The present invention relates to a diaphragm drive mechanism for controlling the operation of a gas burner especially gas burners used in laboratories, such as Bunsen burners. More specifically, the invention relates to a diaphragm drive for the actuator of the main flame of a Bunsen burner for varying the size of the flame by remote control and to switch the flame on and off. Such an actuator mechanism comprises, for example, a valve disk cooperating with a valve seat and including a gasket as well as a valve spring and guiding means as well as throttling devices. Gas burners of the above type are simple in their structure and hence relatively inexpensive. Accordingly, such burners are frequently used in workshops, laboratories, and in many other fields. Further, such burners have normally, in addition to the main flame which may be switched on and off, a continuously burning small pilot light for igniting the main flame.
For certain jobs, the burning of the main flame is required only for a short period of time during which it is necessary to simultaneously perform other manual chores. Reference is made, as an example, to wax modeling, to the heating of instruments for their sterilization, and to externally exposing an apparatus to a flame treatment also for its sterilization. In connection with all these jobs, one achieves the following advantages in connection with a suitable remote control for the main flame which, for instance, may be actuated by a foot pedal. The gas consumption is reduced to the required quantity. The heating of the environment in which the burner is used is reduced, for example, in an apparatus, in a flue, or in an entire room. Thus, maintaining an agreeable room temperature is facilitated or air conditioning may be avoided altogether. Interfering turbulent air flows usually caused by unnececessary air heating are reduced. Avoiding or at least reducing turbulent air flows is advantageous in connection with laboratory work involving germs and in connection with work performed on so-called laminar flow benches.
Moreover, the remote control of the main flame, for example, by means of a foot pedal leaves both hands free for the actual job at hand.
Diamphragm drives cooperating with pressure transmitting fluidic media are known in connection with measuring devices, for example, manometers in which the diaphragm drive controls the operation of the pointer.
Further, diaphragm drives have been used for some time now in connection with air operated valves which are used in pipe conduits.
J. and R. Mueller describe in their book, "Adjustment Devices for Material Flows" (Stelleinrichtungen fuer Stoffstroeme) VEB-Verlag Technik, Berlin 1966, Page 65, such pneumatically operated valves which may be remotely controlled by air pressure, for example, for the purpose of controlling and regulating.

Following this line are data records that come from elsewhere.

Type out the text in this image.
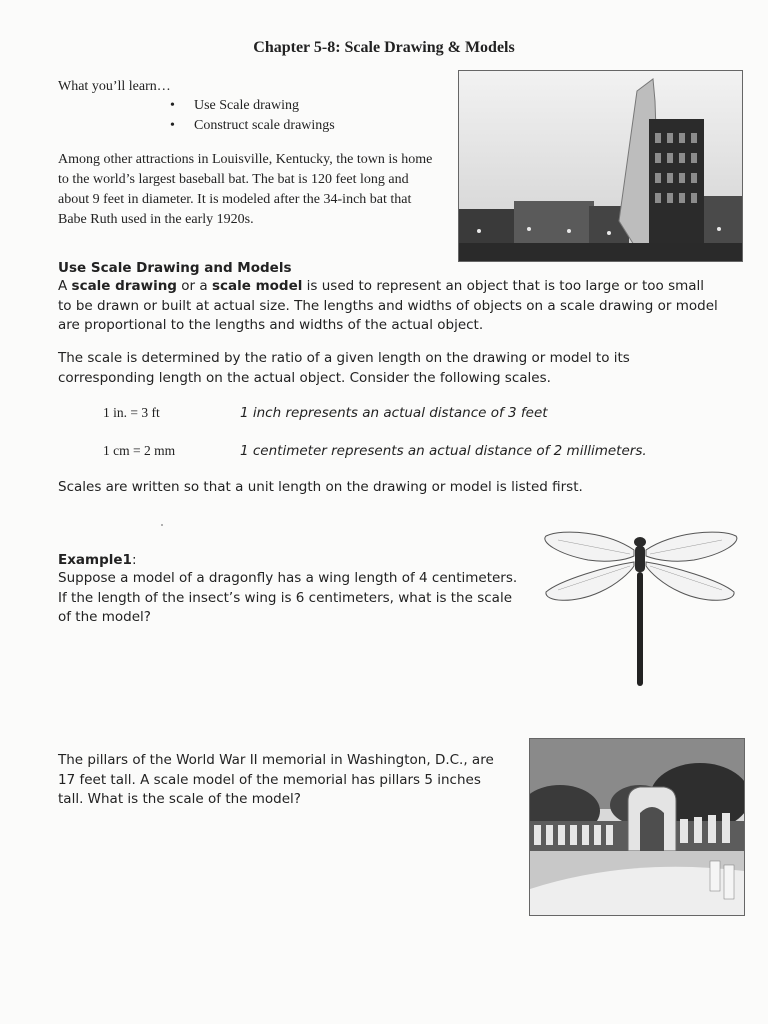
Chapter 5-8: Scale Drawing & Models
What you’ll learn…
• Use Scale drawing
• Construct scale drawings

Among other attractions in Louisville, Kentucky, the town is home to the world’s largest baseball bat. The bat is 120 feet long and about 9 feet in diameter. It is modeled after the 34-inch bat that Babe Ruth used in the early 1920s.

Use Scale Drawing and Models

A scale drawing or a scale model is used to represent an object that is too large or too small to be drawn or built at actual size. The lengths and widths of objects on a scale drawing or model are proportional to the lengths and widths of the actual object.

The scale is determined by the ratio of a given length on the drawing or model to its corresponding length on the actual object. Consider the following scales.

1 in. = 3 ft	1 inch represents an actual distance of 3 feet
1 cm = 2 mm	1 centimeter represents an actual distance of 2 millimeters.
Scales are written so that a unit length on the drawing or model is listed first.
Example1:

Suppose a model of a dragonfly has a wing length of 4 centimeters. If the length of the insect’s wing is 6 centimeters, what is the scale of the model?

The pillars of the World War II memorial in Washington, D.C., are 17 feet tall. A scale model of the memorial has pillars 5 inches tall. What is the scale of the model?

Gas burners, as they are used in laboratories and having a main flame which burns only during the time of actuation, are well known in the art. In such a burner, the main flame is, for example, switched on by applying pressure with the palm of the hand to a hand-operable plate. The flame is extinguished as soon as the plate is released. It is also known to keep the flame burning by rotating the plate into a locked position in which the operating plate is arrested for the duration during which the flame is supposed to burn. The operating plate is also known as a "wrist plate".
It is also known to equip gas burners for laboratories with a foot pedal control. These devices comprise an electromagnetic power unit which operates the actuator, or an electromagnetic valve is used instead of the electromagnetic power unit or in addition to such an actuator device.
It is frequently a hindrance if it is necessary to use a hand for the actuation of a gas burner because the operator needs his hands for other jobs. Thus, it is not unusual, that the gas burner is left burning with a large flame all the time, although it is not needed all the time.
The above mentioned use of diaphragm drives in connection with measuring devices serves primarily for the purpose of making a pressure or volume change visible by moving a pointer. Larger forces are not necessary for this purpose and would in fact impair the accuracy of the display. Thus, the diaphragm drives used in measuring devices are not suitable for driving an actuator. While it would be possible to drive a gas burner actuator with the membrane drive of a pneumatic valve, the structure of such pneumatic valve membrane drives is not suitable for gas burners because they are too large and bulky whereby the operation would be impaired.
An electromagnetic remote control of the main flame of a gas burner not only requires additional units in the remote control apparatus, such units in the form of solenoid magnets, are too large. Besides, such type of control requires an electrical supply and the required cables merely interfere with the proper use of the burner. Besides, an electrical connection constitutes an ignition source which should be avoided in connection with gas burners or with the gas supply conduit.